Published: January 30, 2013 

Several Bibb County school board members and employees have been subpoenaed to appear as witnesses at an upcoming court hearing about Superintendent Romain Dallemand’s employment contracts.

Lizella resident Brad DeFore filed a lawsuit, contending that Dallemand’s contracts should be voided. A hearing on the matter is scheduled for 9:30 a.m. Friday in Bibb County Superior Court.

DeFore’s lawsuit argues that school board members violated the state’s open meetings law when they approved a new contract for Dallemand at a Dec. 3 meeting. Dallemand’s new contract took effect this month and expires at the end of 2015.

It also contends the contract offer compensates Dallemand more than the amount the board approved.

In addition, the lawsuit argues that it violates the state constitution’s rules against committing taxpayers to multi-year debt without a vote or budgeting the full financial commitment in one fiscal year.

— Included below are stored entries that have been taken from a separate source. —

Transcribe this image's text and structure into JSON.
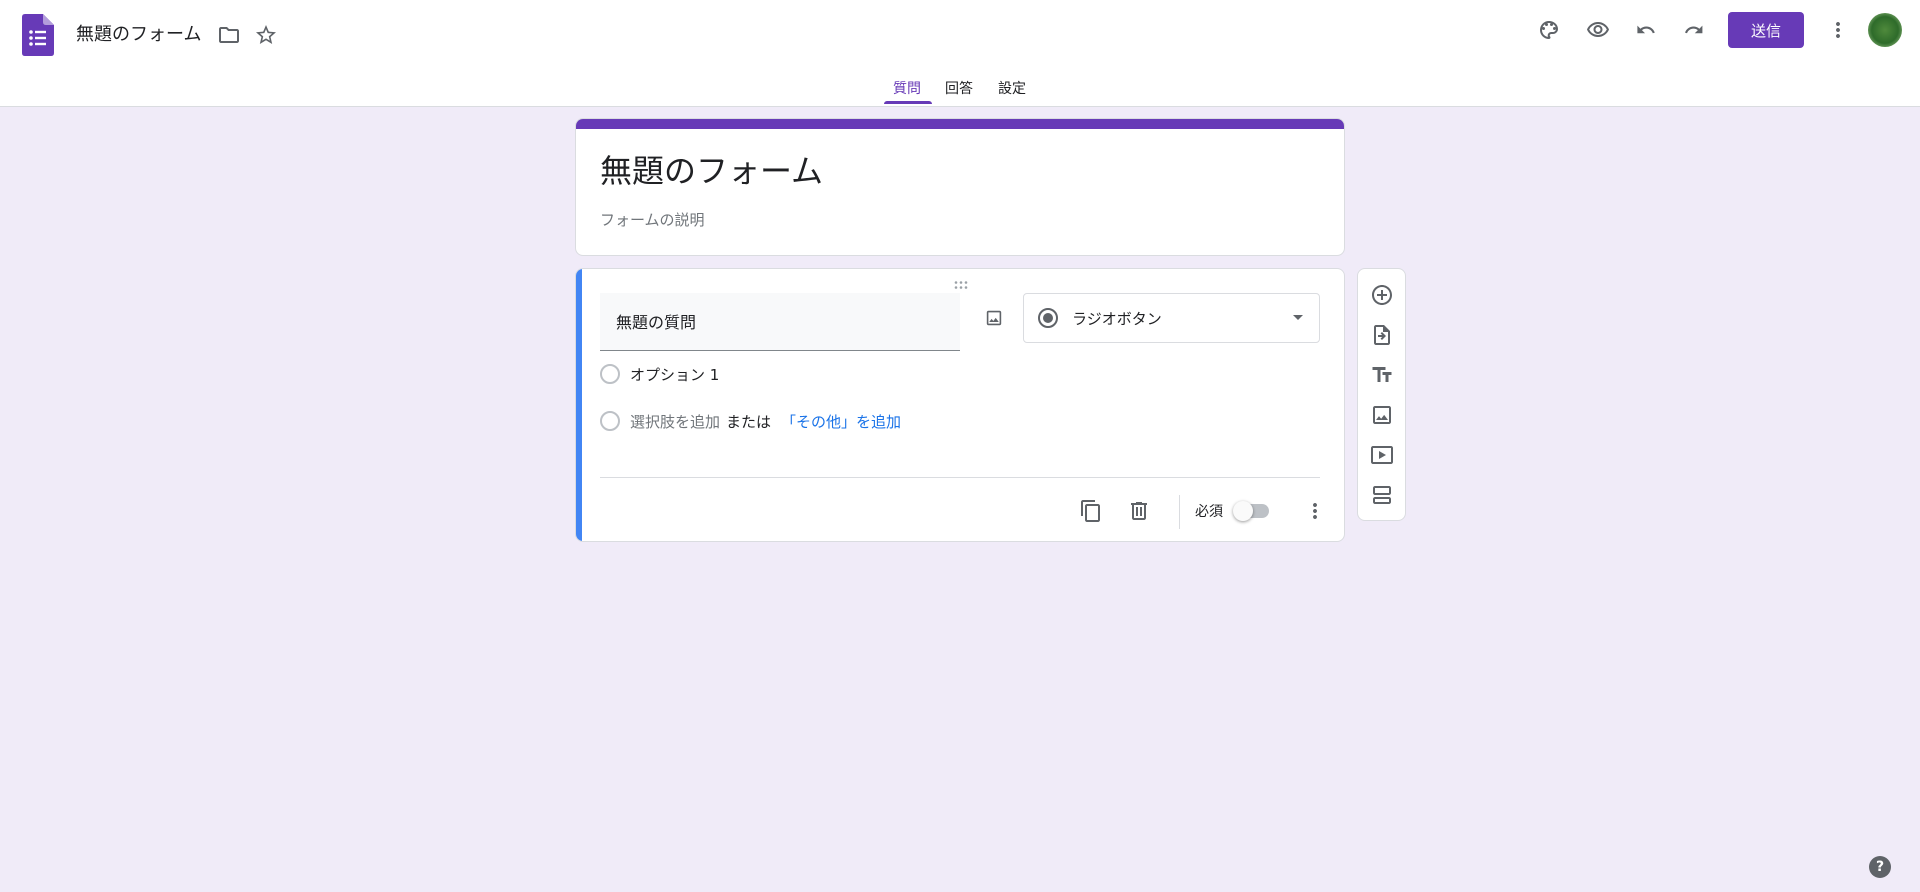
{
  "header": {
    "doc_title": "無題のフォーム",
    "send_label": "送信",
    "icons": [
      "forms-logo-icon",
      "folder-icon",
      "star-icon",
      "palette-icon",
      "preview-eye-icon",
      "undo-icon",
      "redo-icon",
      "more-vert-icon"
    ]
  },
  "tabs": [
    {
      "label": "質問",
      "active": true
    },
    {
      "label": "回答",
      "active": false
    },
    {
      "label": "設定",
      "active": false
    }
  ],
  "form": {
    "title": "無題のフォーム",
    "description_placeholder": "フォームの説明"
  },
  "question": {
    "title": "無題の質問",
    "type": "ラジオボタン",
    "options": [
      "オプション 1"
    ],
    "add_option": "選択肢を追加",
    "or": "または",
    "add_other": "「その他」を追加",
    "required_label": "必須",
    "required": false
  },
  "toolbar": {
    "items": [
      "add-question-icon",
      "import-questions-icon",
      "add-title-icon",
      "add-image-icon",
      "add-video-icon",
      "add-section-icon"
    ]
  },
  "help": "?",
  "colors": {
    "accent": "#673ab7",
    "background": "#f0ebf8",
    "active_card": "#4285f4",
    "link": "#1a73e8"
  }
}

The lawsuit contends that the multiyear debt argument also applies to Dallemand’s previous contract, which was to expire on June 30, 2013. Dallemand took the helm of the Bibb County school system in 2011.

Attorney Charles Cox, who is representing DeFore in the case, said subpoenas were sent Wednesday to current board members Sue Sipe, Lynn Farmer, Jason Downey and Lester Miller, as well as former board member Tommy Barnes.

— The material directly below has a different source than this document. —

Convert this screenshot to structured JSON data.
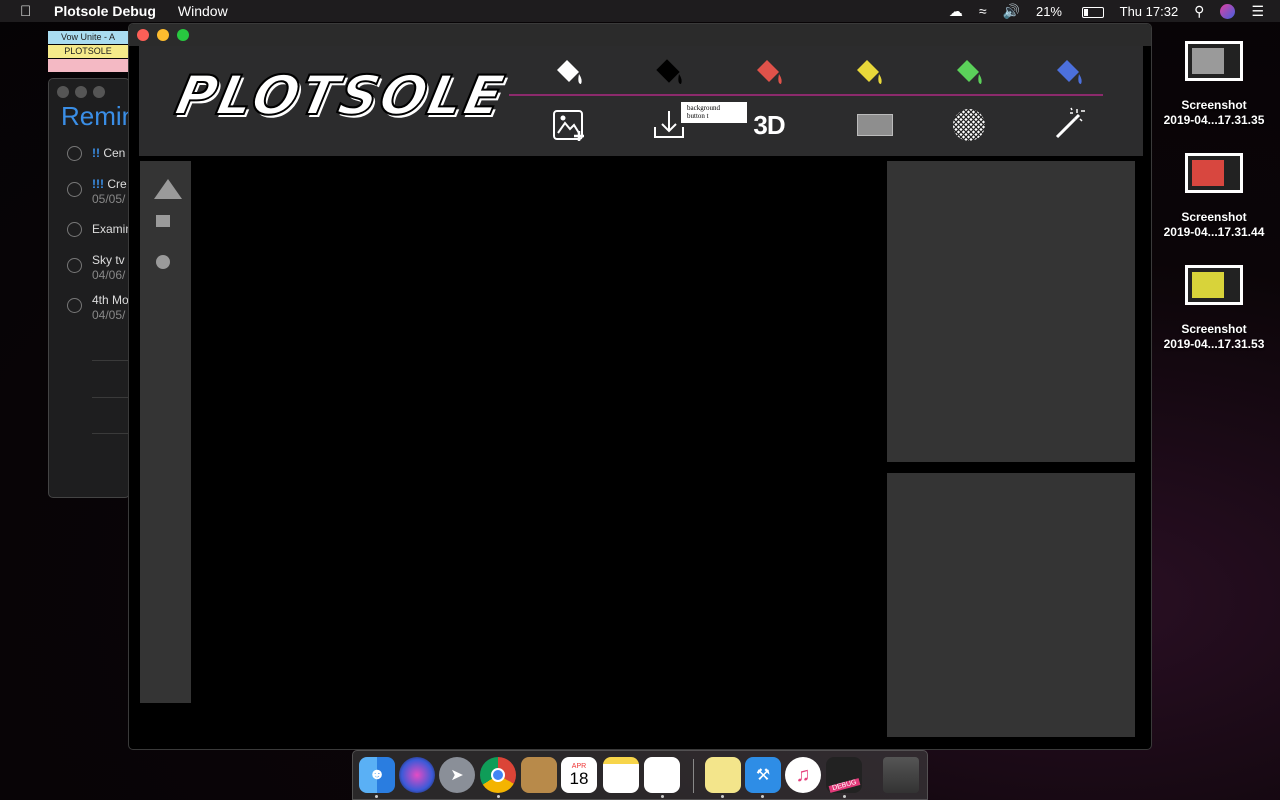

Miller and Downey acknowledged Wednesday they received the subpoenas. Efforts to reach Sipe, Farmer and Barnes for comment were not successful. Besides the board members, three staff members also received subpoenas, though Cox declined to name them.

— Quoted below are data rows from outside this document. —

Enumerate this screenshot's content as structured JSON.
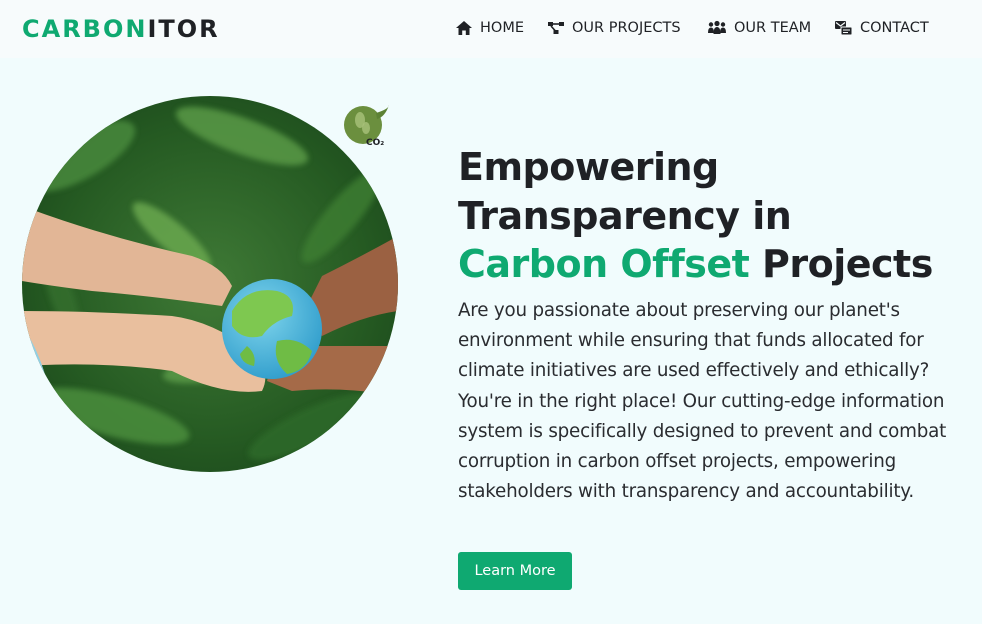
{
  "brand": {
    "part1": "CARBON",
    "part2": "ITOR"
  },
  "nav": {
    "items": [
      {
        "label": "HOME",
        "icon": "home-icon"
      },
      {
        "label": "OUR PROJECTS",
        "icon": "projects-icon"
      },
      {
        "label": "OUR TEAM",
        "icon": "team-icon"
      },
      {
        "label": "CONTACT",
        "icon": "contact-icon"
      }
    ]
  },
  "hero": {
    "headline_line1": "Empowering",
    "headline_line2": "Transparency in",
    "headline_accent": "Carbon Offset",
    "headline_end": "Projects",
    "description": "Are you passionate about preserving our planet's environment while ensuring that funds allocated for climate initiatives are used effectively and ethically? You're in the right place! Our cutting-edge information system is specifically designed to prevent and combat corruption in carbon offset projects, empowering stakeholders with transparency and accountability.",
    "cta_label": "Learn More",
    "badge_text": "CO₂"
  },
  "colors": {
    "accent": "#0fa971",
    "text": "#1f2125",
    "background": "#f1fcfd"
  }
}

While Cox would not discuss specifics, he said he is confident about the lawsuit, based on the facts of the case.

Superior Court Judge Edgar Ennis is scheduled to hear arguments Friday in DeFore’s case as well as arguments in a whistle-blower lawsuit filed by the school system’s former Chief Financial Officer Ron Collier.

Collier says he was demoted for asking questions about a $1 million check to pay an invoice to the Central Georgia Partnership for Individual and Community Development. That nonprofit group is in a 10-year, $5.75 million lease agreement with the school district to rent half of the old Ballard-Hudson Middle School for Macon Promise Neighborhood initiatives aimed to improve the lives of students and families.

Sipe, who is the acting board president, also has been subpoenaed for Collier’s lawsuit, attorney Jerry Lumley said Wednesday.

Meanwhile, an all-day board governance training session that also had been scheduled for Friday morning, was canceled and expected to be rescheduled, according to a Wednesday afternoon school system news release.